Śmierć z zaskoczenia

3 godziny temu dowiedziałam się, że jeden z moich klientów nie żyje. Nie wiem co i jak, ale wiadomość jest pewna. W ciągu 48 godzin musi zostać pochowany w ziemi.


Zapaliłam świeczkę za spokój jego duszy.


świeca


Śmierć jest zawsze zaskoczeniem, nawet jak jest wynikiem długiej choroby. Bo przecież zawsze mamy nadzieję, że to jeszcze nie teraz. W obliczu śmierci wszystko tu na ziemi jest nieważne, liczy się tylko miłość. Do Boga, do rodziny, do przyjaciół i do wrogów.
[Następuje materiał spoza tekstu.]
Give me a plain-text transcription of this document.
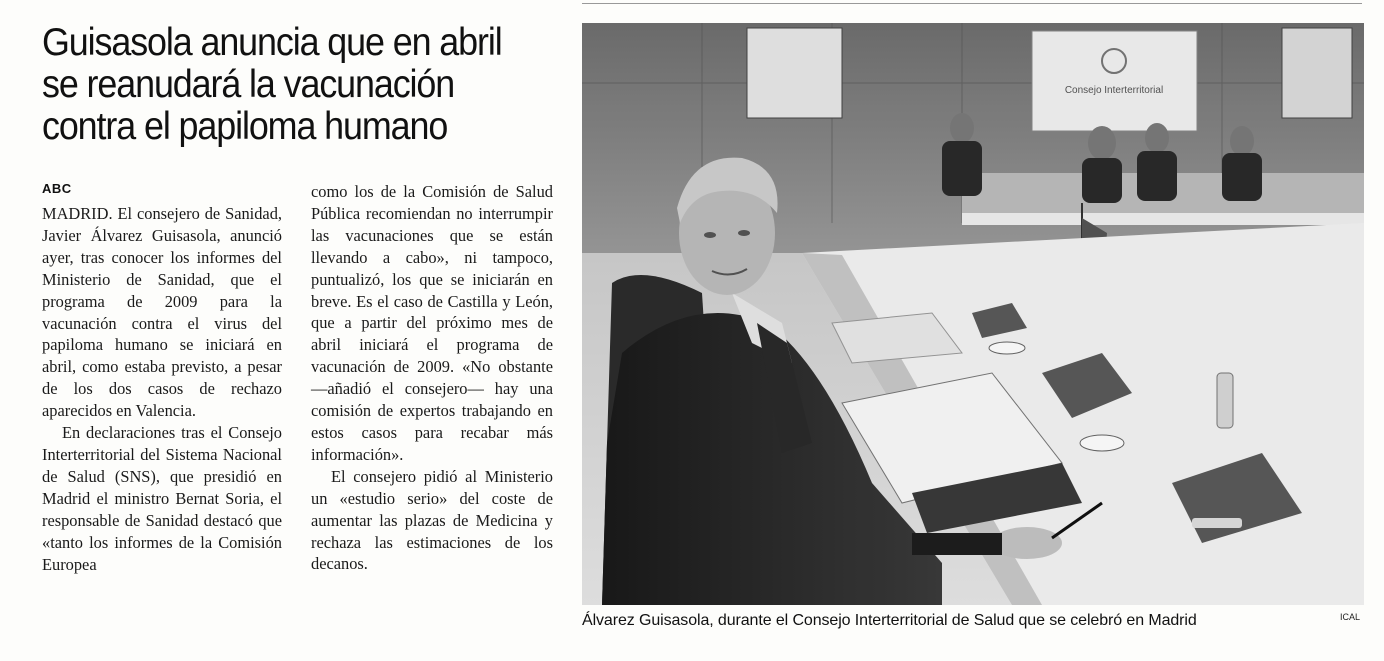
Guisasola anuncia que en abril
se reanudará la vacunación
contra el papiloma humano
ABC

MADRID. El consejero de Sanidad, Javier Álvarez Guisasola, anunció ayer, tras conocer los informes del Ministerio de Sanidad, que el programa de 2009 para la vacunación contra el virus del papiloma humano se iniciará en abril, como estaba previsto, a pesar de los dos casos de rechazo aparecidos en Valencia.

En declaraciones tras el Consejo Interterritorial del Sistema Nacional de Salud (SNS), que presidió en Madrid el ministro Bernat Soria, el responsable de Sanidad destacó que «tanto los informes de la Comisión Europea

como los de la Comisión de Salud Pública recomiendan no interrumpir las vacunaciones que se están llevando a cabo», ni tampoco, puntualizó, los que se iniciarán en breve. Es el caso de Castilla y León, que a partir del próximo mes de abril iniciará el programa de vacunación de 2009. «No obstante —añadió el consejero— hay una comisión de expertos trabajando en estos casos para recabar más información».

El consejero pidió al Ministerio un «estudio serio» del coste de aumentar las plazas de Medicina y rechaza las estimaciones de los decanos.

Consejo Interterritorial
Álvarez Guisasola, durante el Consejo Interterritorial de Salud que se celebró en Madrid	ICAL
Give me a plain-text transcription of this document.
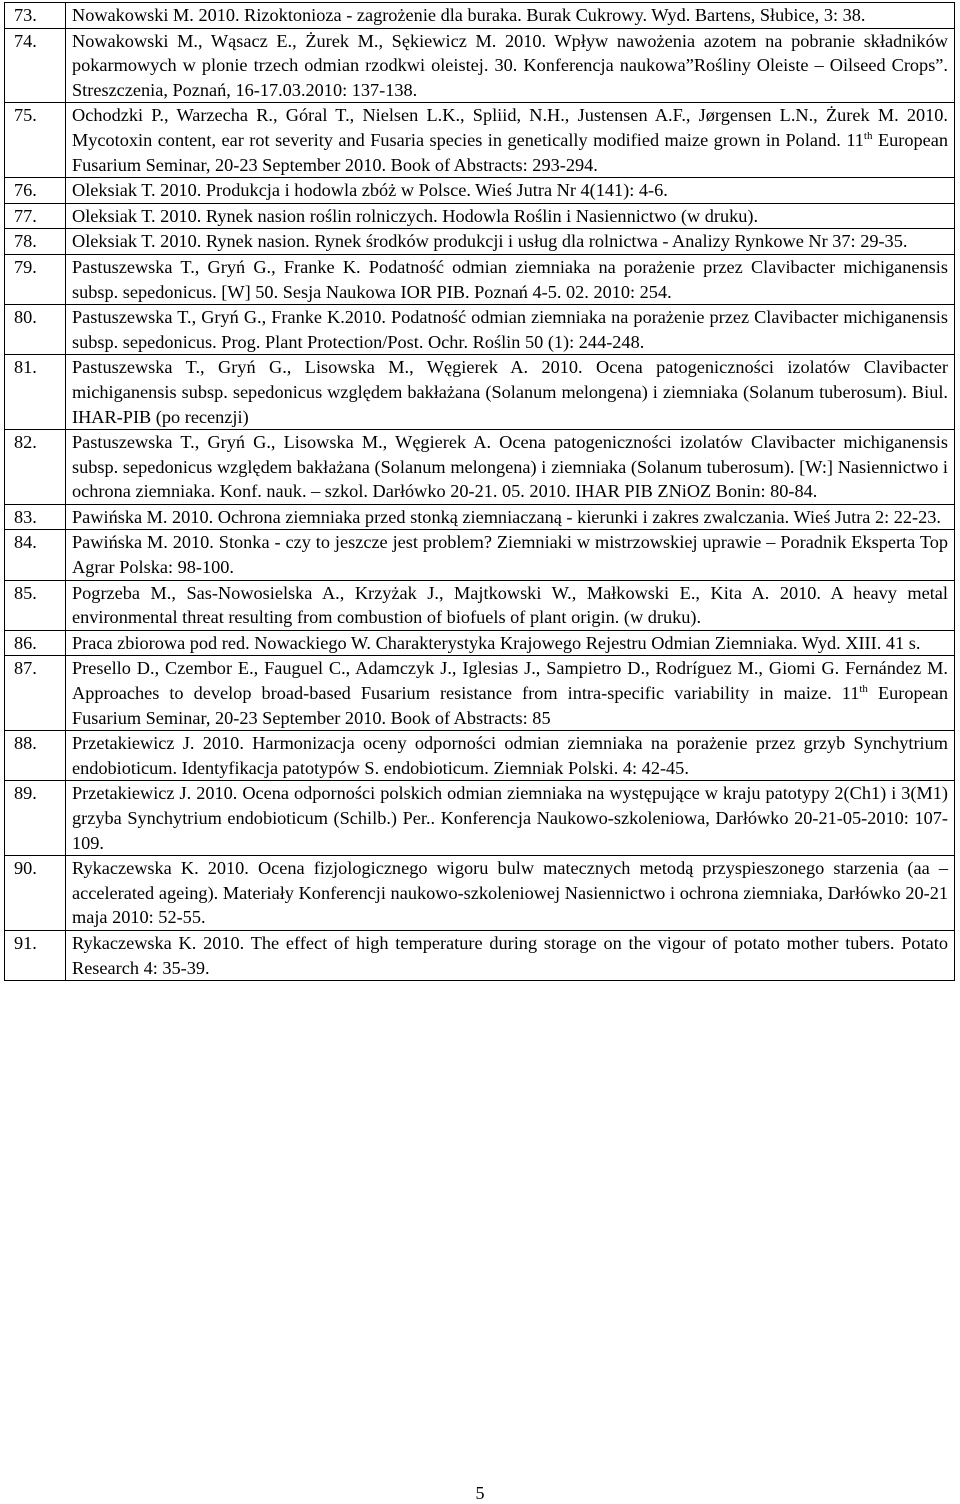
73.	Nowakowski M. 2010. Rizoktonioza - zagrożenie dla buraka. Burak Cukrowy. Wyd. Bartens, Słubice, 3: 38.
74.	Nowakowski M., Wąsacz E., Żurek M., Sękiewicz M. 2010. Wpływ nawożenia azotem na pobranie składników pokarmowych w plonie trzech odmian rzodkwi oleistej. 30. Konferencja naukowa”Rośliny Oleiste – Oilseed Crops”. Streszczenia, Poznań, 16-17.03.2010: 137-138.
75.	Ochodzki P., Warzecha R., Góral T., Nielsen L.K., Spliid, N.H., Justensen A.F., Jørgensen L.N., Żurek M. 2010. Mycotoxin content, ear rot severity and Fusaria species in genetically modified maize grown in Poland. 11th European Fusarium Seminar, 20-23 September 2010. Book of Abstracts: 293-294.
76.	Oleksiak T. 2010. Produkcja i hodowla zbóż w Polsce. Wieś Jutra Nr 4(141): 4-6.
77.	Oleksiak T. 2010. Rynek nasion roślin rolniczych. Hodowla Roślin i Nasiennictwo (w druku).
78.	Oleksiak T. 2010. Rynek nasion. Rynek środków produkcji i usług dla rolnictwa - Analizy Rynkowe Nr 37: 29-35.
79.	Pastuszewska T., Gryń G., Franke K. Podatność odmian ziemniaka na porażenie przez Clavibacter michiganensis subsp. sepedonicus. [W] 50. Sesja Naukowa IOR PIB. Poznań 4-5. 02. 2010: 254.
80.	Pastuszewska T., Gryń G., Franke K.2010. Podatność odmian ziemniaka na porażenie przez Clavibacter michiganensis subsp. sepedonicus. Prog. Plant Protection/Post. Ochr. Roślin 50 (1): 244-248.
81.	Pastuszewska T., Gryń G., Lisowska M., Węgierek A. 2010. Ocena patogeniczności izolatów Clavibacter michiganensis subsp. sepedonicus względem bakłażana (Solanum melongena) i ziemniaka (Solanum tuberosum). Biul. IHAR-PIB (po recenzji)
82.	Pastuszewska T., Gryń G., Lisowska M., Węgierek A. Ocena patogeniczności izolatów Clavibacter michiganensis subsp. sepedonicus względem bakłażana (Solanum melongena) i ziemniaka (Solanum tuberosum). [W:] Nasiennictwo i ochrona ziemniaka. Konf. nauk. – szkol. Darłówko 20-21. 05. 2010. IHAR PIB ZNiOZ Bonin: 80-84.
83.	Pawińska M. 2010. Ochrona ziemniaka przed stonką ziemniaczaną - kierunki i zakres zwalczania. Wieś Jutra 2: 22-23.
84.	Pawińska M. 2010. Stonka - czy to jeszcze jest problem? Ziemniaki w mistrzowskiej uprawie – Poradnik Eksperta Top Agrar Polska: 98-100.
85.	Pogrzeba M., Sas-Nowosielska A., Krzyżak J., Majtkowski W., Małkowski E., Kita A. 2010. A heavy metal environmental threat resulting from combustion of biofuels of plant origin. (w druku).
86.	Praca zbiorowa pod red. Nowackiego W. Charakterystyka Krajowego Rejestru Odmian Ziemniaka. Wyd. XIII. 41 s.
87.	Presello D., Czembor E., Fauguel C., Adamczyk J., Iglesias J., Sampietro D., Rodríguez M., Giomi G. Fernández M. Approaches to develop broad-based Fusarium resistance from intra-specific variability in maize. 11th European Fusarium Seminar, 20-23 September 2010. Book of Abstracts: 85
88.	Przetakiewicz J. 2010. Harmonizacja oceny odporności odmian ziemniaka na porażenie przez grzyb Synchytrium endobioticum. Identyfikacja patotypów S. endobioticum. Ziemniak Polski. 4: 42-45.
89.	Przetakiewicz J. 2010. Ocena odporności polskich odmian ziemniaka na występujące w kraju patotypy 2(Ch1) i 3(M1) grzyba Synchytrium endobioticum (Schilb.) Per.. Konferencja Naukowo-szkoleniowa, Darłówko 20-21-05-2010: 107-109.
90.	Rykaczewska K. 2010. Ocena fizjologicznego wigoru bulw matecznych metodą przyspieszonego starzenia (aa – accelerated ageing). Materiały Konferencji naukowo-szkoleniowej Nasiennictwo i ochrona ziemniaka, Darłówko 20-21 maja 2010: 52-55.
91.	Rykaczewska K. 2010. The effect of high temperature during storage on the vigour of potato mother tubers. Potato Research 4: 35-39.
5
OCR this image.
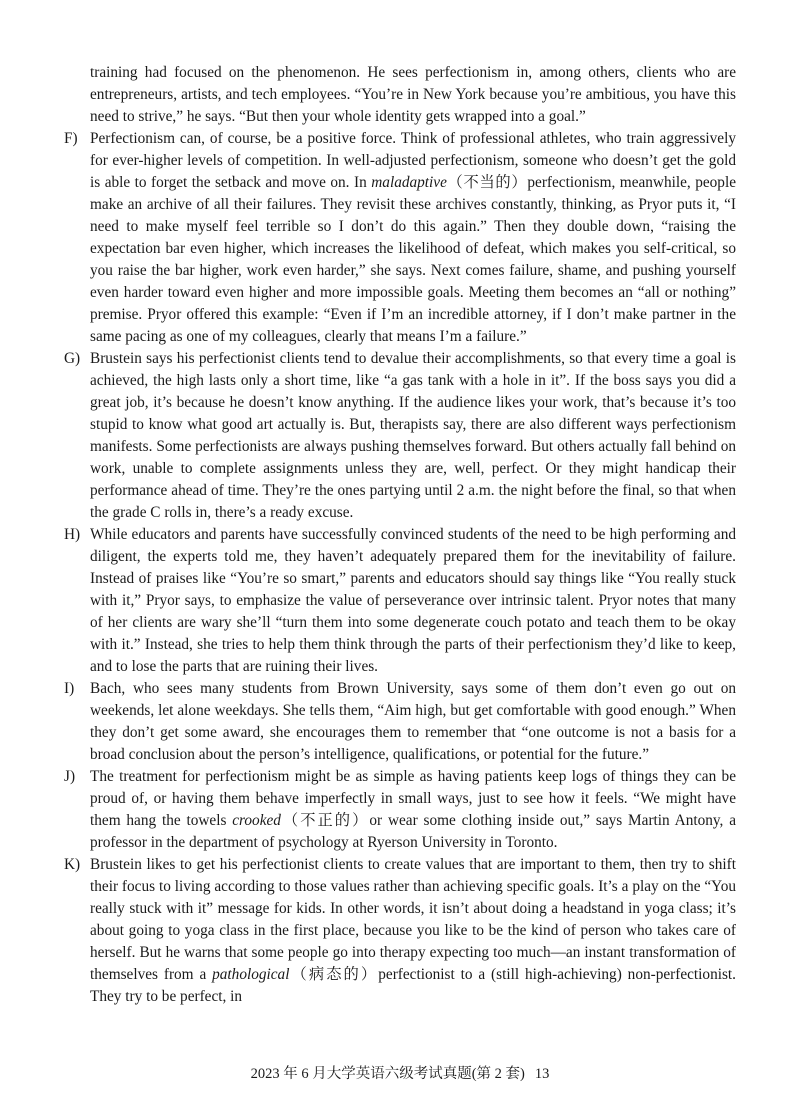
training had focused on the phenomenon. He sees perfectionism in, among others, clients who are entrepreneurs, artists, and tech employees. “You’re in New York because you’re ambitious, you have this need to strive,” he says. “But then your whole identity gets wrapped into a goal.”

F) Perfectionism can, of course, be a positive force. Think of professional athletes, who train aggressively for ever-higher levels of competition. In well-adjusted perfectionism, someone who doesn’t get the gold is able to forget the setback and move on. In maladaptive（不当的）perfectionism, meanwhile, people make an archive of all their failures. They revisit these archives constantly, thinking, as Pryor puts it, “I need to make myself feel terrible so I don’t do this again.” Then they double down, “raising the expectation bar even higher, which increases the likelihood of defeat, which makes you self-critical, so you raise the bar higher, work even harder,” she says. Next comes failure, shame, and pushing yourself even harder toward even higher and more impossible goals. Meeting them becomes an “all or nothing” premise. Pryor offered this example: “Even if I’m an incredible attorney, if I don’t make partner in the same pacing as one of my colleagues, clearly that means I’m a failure.”

G) Brustein says his perfectionist clients tend to devalue their accomplishments, so that every time a goal is achieved, the high lasts only a short time, like “a gas tank with a hole in it”. If the boss says you did a great job, it’s because he doesn’t know anything. If the audience likes your work, that’s because it’s too stupid to know what good art actually is. But, therapists say, there are also different ways perfectionism manifests. Some perfectionists are always pushing themselves forward. But others actually fall behind on work, unable to complete assignments unless they are, well, perfect. Or they might handicap their performance ahead of time. They’re the ones partying until 2 a.m. the night before the final, so that when the grade C rolls in, there’s a ready excuse.

H) While educators and parents have successfully convinced students of the need to be high performing and diligent, the experts told me, they haven’t adequately prepared them for the inevitability of failure. Instead of praises like “You’re so smart,” parents and educators should say things like “You really stuck with it,” Pryor says, to emphasize the value of perseverance over intrinsic talent. Pryor notes that many of her clients are wary she’ll “turn them into some degenerate couch potato and teach them to be okay with it.” Instead, she tries to help them think through the parts of their perfectionism they’d like to keep, and to lose the parts that are ruining their lives.

I)	Bach, who sees many students from Brown University, says some of them don’t even go out on weekends, let alone weekdays. She tells them, “Aim high, but get comfortable with good enough.” When they don’t get some award, she encourages them to remember that “one outcome is not a basis for a broad conclusion about the person’s intelligence, qualifications, or potential for the future.”

J) The treatment for perfectionism might be as simple as having patients keep logs of things they can be proud of, or having them behave imperfectly in small ways, just to see how it feels. “We might have them hang the towels crooked（不正的）or wear some clothing inside out,” says Martin Antony, a professor in the department of psychology at Ryerson University in Toronto.

K) Brustein likes to get his perfectionist clients to create values that are important to them, then try to shift their focus to living according to those values rather than achieving specific goals. It’s a play on the “You really stuck with it” message for kids. In other words, it isn’t about doing a headstand in yoga class; it’s about going to yoga class in the first place, because you like to be the kind of person who takes care of herself. But he warns that some people go into therapy expecting too much—an instant transformation of themselves from a pathological（病态的）perfectionist to a (still high-achieving) non-perfectionist. They try to be perfect, in

2023 年 6 月大学英语六级考试真题(第 2 套) 13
Staram się żyć chilą obecną, ale robię też plany. Jednak nic się nie stanie gdy coś się nie spełni. Nie robię z tego problemu. Zawsze spotyka nas to co jest dla nas najlepsze. Moja rodzina wie dokładnie co ma robić z moim ciałem po mojej śmierci. Jak nie spełnią mojej woli to przyjdę ich straszyć, żartuję;)


To Bóg Stwórca powołał nas do życia i to On decyduje kiedy nas zabrać z tego świata, bo jest Bogiem. To On zna dzień i godzinę.


Wszyscy zostaliśmy stworzeni do życia na ziemi i wszyscy umrzemy, wrócimy do Źródła, z którego pochodzimy.